Dr Ridker noted that the beneficial effect of rosuvastatin occurred even in people at lowest risk: those with LDL-C <100 mg/dL who are thin and normotensive, and those with a Framingham risk of less than 10 (indicating a 10-year risk of a heart disease event of <10%). He said that JUPITER shows that the large benefit gained by statin therapy is not only LDL-C reduction but a “reduction in hs-CRP as well.”

The cost-effectiveness of using statins depends on the patient’s cardiovascular risk and the cost of the statin, says Dr Hlatky. “Cost-effectiveness is less favorable in low-risk individuals,” because less of the drug costs are offset by prevention of fewer cardiovascular events. The gradient cost-effectiveness of statin therapy is from $39,000 per quality-adjusted life-year (QALY) added in secondary prevention to $272,000 per QALY added in primary prevention. This model assumes that statins cost $3 to $4 per day. “When a statin costs less than $1 a day, therapy appears to be costeffective, even in lower-risk groups,” Dr Hlatky says. This could be achieved with generic statins, but it raises the question of cost-effectiveness with a more potent, branded statin.

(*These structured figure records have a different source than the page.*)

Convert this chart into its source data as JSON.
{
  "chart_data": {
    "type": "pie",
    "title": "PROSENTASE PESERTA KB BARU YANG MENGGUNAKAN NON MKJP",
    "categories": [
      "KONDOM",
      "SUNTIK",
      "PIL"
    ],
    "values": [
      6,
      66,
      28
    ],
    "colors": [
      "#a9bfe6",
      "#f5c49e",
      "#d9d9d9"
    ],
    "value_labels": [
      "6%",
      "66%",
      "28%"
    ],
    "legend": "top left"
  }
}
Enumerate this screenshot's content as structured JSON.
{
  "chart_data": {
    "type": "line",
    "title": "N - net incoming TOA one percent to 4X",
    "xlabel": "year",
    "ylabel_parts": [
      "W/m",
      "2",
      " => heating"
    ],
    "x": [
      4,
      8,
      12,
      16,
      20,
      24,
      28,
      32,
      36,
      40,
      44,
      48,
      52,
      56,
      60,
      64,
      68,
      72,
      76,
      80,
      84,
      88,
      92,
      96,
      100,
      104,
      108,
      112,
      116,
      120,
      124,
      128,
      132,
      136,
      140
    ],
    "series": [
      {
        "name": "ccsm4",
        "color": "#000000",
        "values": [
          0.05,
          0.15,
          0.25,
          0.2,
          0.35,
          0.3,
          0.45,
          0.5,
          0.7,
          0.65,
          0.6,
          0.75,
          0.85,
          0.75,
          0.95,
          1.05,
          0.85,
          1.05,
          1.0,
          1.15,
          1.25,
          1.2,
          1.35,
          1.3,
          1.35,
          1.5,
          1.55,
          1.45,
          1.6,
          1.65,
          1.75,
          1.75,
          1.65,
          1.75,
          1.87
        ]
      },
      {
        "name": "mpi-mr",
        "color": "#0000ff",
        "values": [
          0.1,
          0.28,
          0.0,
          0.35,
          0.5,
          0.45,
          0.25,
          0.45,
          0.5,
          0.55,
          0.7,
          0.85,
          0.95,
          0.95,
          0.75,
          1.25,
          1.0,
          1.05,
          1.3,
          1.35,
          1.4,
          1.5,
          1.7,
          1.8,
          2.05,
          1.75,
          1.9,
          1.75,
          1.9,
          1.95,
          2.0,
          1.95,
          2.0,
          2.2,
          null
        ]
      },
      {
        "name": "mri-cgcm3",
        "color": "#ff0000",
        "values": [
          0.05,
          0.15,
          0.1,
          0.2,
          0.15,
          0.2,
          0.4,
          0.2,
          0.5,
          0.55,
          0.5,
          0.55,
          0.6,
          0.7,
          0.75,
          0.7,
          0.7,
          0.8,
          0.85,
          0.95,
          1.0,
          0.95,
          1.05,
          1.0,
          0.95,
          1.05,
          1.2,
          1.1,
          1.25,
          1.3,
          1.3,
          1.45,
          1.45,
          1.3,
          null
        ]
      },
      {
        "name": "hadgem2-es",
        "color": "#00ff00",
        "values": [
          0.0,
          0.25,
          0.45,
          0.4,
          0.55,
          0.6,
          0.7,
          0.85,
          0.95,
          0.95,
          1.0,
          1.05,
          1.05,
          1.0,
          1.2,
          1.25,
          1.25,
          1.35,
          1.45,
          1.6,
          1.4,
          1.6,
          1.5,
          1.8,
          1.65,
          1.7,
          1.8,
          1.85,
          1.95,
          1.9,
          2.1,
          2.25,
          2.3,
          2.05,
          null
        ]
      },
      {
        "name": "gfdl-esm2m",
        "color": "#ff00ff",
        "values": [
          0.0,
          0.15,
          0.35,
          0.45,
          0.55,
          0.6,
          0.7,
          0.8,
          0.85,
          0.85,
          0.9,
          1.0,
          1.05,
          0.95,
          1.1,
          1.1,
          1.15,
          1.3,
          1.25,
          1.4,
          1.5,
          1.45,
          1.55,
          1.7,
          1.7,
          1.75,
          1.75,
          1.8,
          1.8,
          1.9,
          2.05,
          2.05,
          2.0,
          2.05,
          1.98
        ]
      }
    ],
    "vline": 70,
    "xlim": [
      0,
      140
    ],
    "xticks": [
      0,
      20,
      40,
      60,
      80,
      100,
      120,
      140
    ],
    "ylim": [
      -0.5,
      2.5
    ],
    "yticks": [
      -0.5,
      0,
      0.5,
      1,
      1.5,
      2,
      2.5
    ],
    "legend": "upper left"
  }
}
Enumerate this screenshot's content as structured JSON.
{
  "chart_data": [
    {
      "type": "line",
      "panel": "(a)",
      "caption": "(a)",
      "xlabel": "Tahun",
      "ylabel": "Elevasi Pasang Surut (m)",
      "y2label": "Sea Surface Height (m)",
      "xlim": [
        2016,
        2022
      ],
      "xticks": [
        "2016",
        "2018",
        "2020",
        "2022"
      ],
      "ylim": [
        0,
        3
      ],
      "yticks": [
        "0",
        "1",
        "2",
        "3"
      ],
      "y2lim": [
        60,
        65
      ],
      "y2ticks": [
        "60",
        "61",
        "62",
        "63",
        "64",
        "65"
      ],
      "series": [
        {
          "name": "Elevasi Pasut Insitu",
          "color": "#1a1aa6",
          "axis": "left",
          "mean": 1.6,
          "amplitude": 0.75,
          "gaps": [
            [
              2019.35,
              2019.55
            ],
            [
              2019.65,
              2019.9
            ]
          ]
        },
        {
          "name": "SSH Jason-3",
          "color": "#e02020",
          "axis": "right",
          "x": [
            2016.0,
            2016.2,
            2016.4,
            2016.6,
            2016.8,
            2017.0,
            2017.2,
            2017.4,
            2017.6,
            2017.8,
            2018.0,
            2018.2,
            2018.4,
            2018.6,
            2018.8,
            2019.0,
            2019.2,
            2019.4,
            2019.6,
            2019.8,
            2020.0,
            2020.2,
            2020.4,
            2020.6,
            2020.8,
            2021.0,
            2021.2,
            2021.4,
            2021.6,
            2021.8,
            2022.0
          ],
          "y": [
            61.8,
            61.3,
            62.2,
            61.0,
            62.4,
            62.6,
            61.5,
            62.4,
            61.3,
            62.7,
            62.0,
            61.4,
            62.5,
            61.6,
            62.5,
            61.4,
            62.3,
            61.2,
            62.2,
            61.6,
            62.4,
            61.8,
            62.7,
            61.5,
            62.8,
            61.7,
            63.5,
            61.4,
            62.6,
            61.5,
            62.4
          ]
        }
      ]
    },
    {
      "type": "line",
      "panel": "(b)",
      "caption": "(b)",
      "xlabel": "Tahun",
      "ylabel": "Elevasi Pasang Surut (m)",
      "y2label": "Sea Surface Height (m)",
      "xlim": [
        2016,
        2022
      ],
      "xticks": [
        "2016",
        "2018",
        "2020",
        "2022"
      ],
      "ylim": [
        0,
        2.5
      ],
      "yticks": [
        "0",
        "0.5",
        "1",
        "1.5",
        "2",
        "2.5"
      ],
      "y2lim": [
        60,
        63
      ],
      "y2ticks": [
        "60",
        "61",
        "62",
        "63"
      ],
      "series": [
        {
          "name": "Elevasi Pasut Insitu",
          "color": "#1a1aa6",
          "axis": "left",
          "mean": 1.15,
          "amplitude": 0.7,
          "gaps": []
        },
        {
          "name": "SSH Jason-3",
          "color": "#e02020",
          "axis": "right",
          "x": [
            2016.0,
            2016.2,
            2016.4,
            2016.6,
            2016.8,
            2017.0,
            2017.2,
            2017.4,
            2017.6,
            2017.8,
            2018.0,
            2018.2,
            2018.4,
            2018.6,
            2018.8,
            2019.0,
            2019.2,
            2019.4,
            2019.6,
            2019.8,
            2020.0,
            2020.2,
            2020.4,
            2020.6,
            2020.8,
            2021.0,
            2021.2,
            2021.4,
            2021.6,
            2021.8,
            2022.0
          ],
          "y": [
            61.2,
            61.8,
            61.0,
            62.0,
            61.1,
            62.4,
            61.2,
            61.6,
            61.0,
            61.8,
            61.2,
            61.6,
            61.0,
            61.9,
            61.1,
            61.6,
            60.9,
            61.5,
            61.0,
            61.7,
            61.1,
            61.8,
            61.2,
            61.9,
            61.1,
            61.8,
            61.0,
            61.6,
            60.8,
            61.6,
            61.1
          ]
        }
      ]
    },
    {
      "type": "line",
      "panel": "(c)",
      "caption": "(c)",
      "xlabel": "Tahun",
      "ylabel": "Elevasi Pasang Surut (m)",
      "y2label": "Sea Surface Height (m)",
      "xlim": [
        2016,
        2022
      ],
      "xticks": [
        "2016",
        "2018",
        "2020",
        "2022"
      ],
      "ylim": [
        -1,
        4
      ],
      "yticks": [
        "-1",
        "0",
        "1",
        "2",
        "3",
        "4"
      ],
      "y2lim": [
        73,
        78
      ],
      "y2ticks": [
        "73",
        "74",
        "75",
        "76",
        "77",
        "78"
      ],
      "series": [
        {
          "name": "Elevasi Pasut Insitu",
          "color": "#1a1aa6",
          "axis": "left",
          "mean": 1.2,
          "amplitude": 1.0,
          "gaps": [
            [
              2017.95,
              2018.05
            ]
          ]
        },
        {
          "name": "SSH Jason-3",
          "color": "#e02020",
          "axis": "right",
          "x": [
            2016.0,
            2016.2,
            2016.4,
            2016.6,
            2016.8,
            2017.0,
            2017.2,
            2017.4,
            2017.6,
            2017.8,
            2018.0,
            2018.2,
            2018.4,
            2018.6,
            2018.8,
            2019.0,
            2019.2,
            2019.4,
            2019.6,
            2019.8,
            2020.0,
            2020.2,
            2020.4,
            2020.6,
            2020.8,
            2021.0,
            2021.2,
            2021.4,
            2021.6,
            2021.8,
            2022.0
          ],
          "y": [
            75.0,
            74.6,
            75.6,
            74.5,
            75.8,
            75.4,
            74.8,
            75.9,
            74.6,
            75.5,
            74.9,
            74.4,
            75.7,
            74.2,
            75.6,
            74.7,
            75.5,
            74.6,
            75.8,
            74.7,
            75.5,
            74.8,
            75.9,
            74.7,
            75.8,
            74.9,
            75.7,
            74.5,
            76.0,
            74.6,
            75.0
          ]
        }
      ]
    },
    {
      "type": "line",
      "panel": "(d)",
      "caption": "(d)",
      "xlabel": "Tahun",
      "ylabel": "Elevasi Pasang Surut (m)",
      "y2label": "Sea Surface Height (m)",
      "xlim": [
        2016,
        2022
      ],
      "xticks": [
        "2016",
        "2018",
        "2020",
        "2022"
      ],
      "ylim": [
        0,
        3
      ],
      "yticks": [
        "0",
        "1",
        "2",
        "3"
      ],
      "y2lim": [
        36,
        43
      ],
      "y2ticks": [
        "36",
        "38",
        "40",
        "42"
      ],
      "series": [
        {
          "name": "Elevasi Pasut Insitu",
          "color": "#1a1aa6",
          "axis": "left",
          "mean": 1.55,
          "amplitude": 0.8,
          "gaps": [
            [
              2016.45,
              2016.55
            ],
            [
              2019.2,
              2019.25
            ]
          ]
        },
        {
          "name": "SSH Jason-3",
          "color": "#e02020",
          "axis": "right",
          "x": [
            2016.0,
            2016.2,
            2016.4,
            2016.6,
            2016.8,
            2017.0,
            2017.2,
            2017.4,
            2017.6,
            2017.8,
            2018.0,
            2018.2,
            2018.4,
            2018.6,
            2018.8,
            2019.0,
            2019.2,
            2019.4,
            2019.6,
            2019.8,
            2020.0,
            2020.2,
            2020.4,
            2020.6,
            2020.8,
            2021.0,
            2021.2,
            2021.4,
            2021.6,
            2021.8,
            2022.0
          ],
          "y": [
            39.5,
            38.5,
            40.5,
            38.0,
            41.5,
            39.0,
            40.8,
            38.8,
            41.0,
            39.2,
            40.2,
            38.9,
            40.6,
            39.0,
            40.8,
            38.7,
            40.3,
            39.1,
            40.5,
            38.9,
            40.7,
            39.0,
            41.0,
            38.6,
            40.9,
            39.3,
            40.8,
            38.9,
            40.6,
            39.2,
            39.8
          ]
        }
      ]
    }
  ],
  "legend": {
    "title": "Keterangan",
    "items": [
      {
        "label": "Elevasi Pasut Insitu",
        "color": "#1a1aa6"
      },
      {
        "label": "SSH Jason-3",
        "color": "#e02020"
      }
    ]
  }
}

Furthermore, the prospective analysis of JUPITER revealed that the patients randomized to rosuvastatin had a 43% reduction in venous thromboembolism compared with those randomized to placebo. Such a benefit decreases the number of patients that would need to be treated to avert 1 negative outcome, a number that was already low (22 over 5 years) when only cardiovascular events and deaths were considered.

Targeted use of hs-CRP testing to identify patients who might benefit from a statin may be more appropriate than broad screening, said Dr Hlatky. When statin therapy is a “close call,” defined as patients at intermediate risk of a heart attack or stroke, “hs-CRP testing may be helpful.”